Many say: “Let them gather, let them get the COVID plague, it will thin the herd.” The problem is they bring it back to those who have had the sense to self-quarantine. Also, these people are stupid, not bad, and stupidity doesn’t deserve the death penalty. So Darwinism is a valid point, but we want to save who we can, no matter how idiotic their views are.

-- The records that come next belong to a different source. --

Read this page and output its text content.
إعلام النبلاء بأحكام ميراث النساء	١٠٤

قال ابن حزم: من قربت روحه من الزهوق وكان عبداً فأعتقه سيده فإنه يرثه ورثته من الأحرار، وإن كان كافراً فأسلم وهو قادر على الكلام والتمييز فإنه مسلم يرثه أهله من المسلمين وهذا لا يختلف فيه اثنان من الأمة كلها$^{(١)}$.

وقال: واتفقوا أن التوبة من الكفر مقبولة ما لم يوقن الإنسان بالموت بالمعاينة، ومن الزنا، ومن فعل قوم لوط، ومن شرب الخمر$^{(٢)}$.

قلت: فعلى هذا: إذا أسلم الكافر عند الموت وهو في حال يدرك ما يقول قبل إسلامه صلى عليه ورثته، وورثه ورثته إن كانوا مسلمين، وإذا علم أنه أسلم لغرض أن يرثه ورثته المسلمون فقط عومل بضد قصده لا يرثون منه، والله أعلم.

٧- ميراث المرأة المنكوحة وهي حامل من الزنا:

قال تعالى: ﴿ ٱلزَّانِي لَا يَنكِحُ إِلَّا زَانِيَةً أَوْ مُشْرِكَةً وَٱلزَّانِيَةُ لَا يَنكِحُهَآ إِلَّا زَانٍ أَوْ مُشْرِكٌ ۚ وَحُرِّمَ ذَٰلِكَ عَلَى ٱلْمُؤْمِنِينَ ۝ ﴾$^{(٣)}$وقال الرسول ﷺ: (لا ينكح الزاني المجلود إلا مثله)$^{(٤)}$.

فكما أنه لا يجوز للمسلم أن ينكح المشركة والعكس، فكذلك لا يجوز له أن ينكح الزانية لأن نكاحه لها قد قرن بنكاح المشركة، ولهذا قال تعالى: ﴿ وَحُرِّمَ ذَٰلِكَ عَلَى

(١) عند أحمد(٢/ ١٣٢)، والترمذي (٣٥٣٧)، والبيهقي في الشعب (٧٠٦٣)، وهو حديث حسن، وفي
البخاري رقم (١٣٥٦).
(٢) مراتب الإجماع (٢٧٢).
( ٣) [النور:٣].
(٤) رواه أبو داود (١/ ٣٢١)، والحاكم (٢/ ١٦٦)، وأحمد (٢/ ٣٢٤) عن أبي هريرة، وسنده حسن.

 Now we are seeing protests and riots over the murder, by police, of George Floyd, an unarmed black man. There is no social distancing in a political demonstration. So between the half-wits screaming to open the hair salons and the demonstrators mingling, how will the incidence of COVID-19 look in about a month from now?

The current administration has been criminally negligent in hiding, ignoring, downplaying and invalidating the severity of this new plague. It is true that the economy is suffering, but it is going to suffer more and longer because of an irresponsible attempt to keep it going by telling people to continue going to work to buttress the economy. If the sequestration order had been invoked immediately, by this date everything would have been back to normal. Now, we are looking at the first, and soon a second wave of the pandemic. Who knows how many more there will be.